Cyber-Criminals Exploit Ukraine Crisis to Scam Donors
Introduction
A recent study by managed detection and response provider, Expel, has revealed a disturbing trend of cyber-criminals posing as legitimate aid organizations to deceive people into donating money intended for the people of Ukraine.
Attack Vectors
According to Expel’s February Attack Vectors Threat Report, the company’s security operations center (SOC) identified multiple phishing emails leveraging the Ukraine invasion to target cryptocurrency. These malicious emails had subject lines like “Help save children in Ukraine” and “Ukraine Donations,” playing on the emotions of potential donors.
Impersonation Tactics
One of the tactics used by the threat actors was impersonating individuals like Dr. Aronov Maxim from Smile Children’s Hospital in Ukraine. The email claimed that the hospital had been destroyed due to the Russian invasion and requested donations to aid sick and wounded children. It further stated that traditional donation channels were inaccessible due to the conflict, urging recipients to donate cryptocurrency to a specified digital wallet.
Expert Advice
Jon Hencinski, director of global operations at Expel, condemned the exploitation of the Ukraine crisis for personal gain.

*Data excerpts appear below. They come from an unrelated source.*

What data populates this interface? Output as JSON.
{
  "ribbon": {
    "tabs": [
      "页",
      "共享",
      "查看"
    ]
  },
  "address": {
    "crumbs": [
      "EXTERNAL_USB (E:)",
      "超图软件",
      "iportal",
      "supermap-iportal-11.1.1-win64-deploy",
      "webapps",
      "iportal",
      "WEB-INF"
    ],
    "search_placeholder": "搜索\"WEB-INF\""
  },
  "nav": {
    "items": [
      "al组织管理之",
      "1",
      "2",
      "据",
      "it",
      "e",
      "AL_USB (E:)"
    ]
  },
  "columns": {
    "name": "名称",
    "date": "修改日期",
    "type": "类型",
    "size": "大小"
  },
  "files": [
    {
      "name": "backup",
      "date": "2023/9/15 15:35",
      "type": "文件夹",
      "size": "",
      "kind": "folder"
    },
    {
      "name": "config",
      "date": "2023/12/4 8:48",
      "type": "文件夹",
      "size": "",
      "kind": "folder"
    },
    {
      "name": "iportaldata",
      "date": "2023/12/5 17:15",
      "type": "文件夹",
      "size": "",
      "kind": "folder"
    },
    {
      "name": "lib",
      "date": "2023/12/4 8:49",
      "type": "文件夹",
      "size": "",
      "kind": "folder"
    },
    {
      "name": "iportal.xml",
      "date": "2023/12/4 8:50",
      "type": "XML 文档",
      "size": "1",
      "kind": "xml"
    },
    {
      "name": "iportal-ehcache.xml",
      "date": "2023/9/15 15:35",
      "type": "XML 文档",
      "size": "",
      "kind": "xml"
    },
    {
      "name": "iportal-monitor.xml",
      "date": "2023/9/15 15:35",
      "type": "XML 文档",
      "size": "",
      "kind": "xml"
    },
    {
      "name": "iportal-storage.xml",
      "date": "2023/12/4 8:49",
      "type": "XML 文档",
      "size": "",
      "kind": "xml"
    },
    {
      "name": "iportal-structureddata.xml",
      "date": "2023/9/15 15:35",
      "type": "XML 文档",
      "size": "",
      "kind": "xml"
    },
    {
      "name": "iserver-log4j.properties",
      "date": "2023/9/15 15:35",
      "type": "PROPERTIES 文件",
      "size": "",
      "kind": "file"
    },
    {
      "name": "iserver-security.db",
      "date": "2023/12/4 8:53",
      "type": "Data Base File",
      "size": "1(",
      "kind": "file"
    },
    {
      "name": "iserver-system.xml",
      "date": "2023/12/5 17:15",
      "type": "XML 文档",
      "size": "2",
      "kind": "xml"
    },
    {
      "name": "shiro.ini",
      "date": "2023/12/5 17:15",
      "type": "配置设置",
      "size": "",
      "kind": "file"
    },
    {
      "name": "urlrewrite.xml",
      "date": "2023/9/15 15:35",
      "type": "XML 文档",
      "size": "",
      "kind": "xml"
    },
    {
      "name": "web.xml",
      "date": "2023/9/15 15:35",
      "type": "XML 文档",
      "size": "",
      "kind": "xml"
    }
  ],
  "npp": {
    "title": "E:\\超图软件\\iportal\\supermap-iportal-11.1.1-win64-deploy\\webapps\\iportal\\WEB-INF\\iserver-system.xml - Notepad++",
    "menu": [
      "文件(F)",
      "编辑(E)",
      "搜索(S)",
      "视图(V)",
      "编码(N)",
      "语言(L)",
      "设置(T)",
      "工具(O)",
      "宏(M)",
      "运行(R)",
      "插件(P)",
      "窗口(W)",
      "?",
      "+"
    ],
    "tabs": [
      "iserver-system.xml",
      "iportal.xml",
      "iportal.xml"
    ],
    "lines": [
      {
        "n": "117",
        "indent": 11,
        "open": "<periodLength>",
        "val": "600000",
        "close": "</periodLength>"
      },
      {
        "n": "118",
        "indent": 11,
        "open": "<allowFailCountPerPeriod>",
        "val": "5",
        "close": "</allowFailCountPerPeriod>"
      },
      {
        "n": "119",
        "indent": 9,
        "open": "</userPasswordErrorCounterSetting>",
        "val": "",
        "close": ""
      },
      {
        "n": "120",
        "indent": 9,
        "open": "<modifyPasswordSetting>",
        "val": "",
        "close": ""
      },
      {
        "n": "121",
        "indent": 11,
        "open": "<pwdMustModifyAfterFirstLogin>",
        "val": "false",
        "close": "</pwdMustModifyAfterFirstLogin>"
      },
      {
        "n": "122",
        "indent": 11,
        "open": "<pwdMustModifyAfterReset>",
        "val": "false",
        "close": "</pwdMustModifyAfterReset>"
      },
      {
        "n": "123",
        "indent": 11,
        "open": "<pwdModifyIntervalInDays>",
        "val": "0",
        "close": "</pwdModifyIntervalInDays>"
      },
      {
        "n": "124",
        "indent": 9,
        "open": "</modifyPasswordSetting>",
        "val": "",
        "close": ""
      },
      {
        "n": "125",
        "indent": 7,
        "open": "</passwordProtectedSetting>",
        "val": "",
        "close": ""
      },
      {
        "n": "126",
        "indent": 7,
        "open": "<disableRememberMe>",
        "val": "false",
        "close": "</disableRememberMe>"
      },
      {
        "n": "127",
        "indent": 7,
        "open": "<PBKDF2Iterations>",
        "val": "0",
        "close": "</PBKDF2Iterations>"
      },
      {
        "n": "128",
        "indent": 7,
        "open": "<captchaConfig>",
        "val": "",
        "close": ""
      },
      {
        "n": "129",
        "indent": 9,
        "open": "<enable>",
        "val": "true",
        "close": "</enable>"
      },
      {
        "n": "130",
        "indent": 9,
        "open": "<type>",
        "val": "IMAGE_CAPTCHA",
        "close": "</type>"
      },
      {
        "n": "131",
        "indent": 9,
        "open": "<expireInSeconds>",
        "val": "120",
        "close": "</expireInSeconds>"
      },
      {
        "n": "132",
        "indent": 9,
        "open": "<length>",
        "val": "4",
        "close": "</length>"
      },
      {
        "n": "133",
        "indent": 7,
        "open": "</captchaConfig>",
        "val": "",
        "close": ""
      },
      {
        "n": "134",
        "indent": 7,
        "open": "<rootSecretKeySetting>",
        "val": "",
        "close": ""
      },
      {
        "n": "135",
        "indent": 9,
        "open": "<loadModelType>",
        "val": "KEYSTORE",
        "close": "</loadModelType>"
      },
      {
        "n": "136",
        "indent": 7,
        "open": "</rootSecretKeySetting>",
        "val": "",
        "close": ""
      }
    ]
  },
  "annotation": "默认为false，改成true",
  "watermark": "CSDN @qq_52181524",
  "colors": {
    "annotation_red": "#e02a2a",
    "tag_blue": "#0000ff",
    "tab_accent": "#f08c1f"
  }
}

He advised potential donors to verify the legitimacy of donation requests by double-checking public wallet addresses and transaction histories before making any contributions. Hencinski recommended using blockchain explorer sites like blockchain.com and Polkascan to review transaction histories and cautioned against donating to addresses with limited history or low balances.
Verifying Donations
To ensure donations reach the intended recipients, Hencinski suggested conducting a quick internet search of the public address provided. He highlighted the Ukraine government’s verified Twitter account, which shared three cryptocurrency wallet addresses – a Bitcoin wallet address, Ethereum wallet address, and Polkadot address – all with a significant number of transactions, indicating their legitimacy.
By staying vigilant and verifying donation requests, individuals can protect themselves from falling victim to scams and ensure their contributions make a meaningful impact in supporting those affected by the crisis in Ukraine.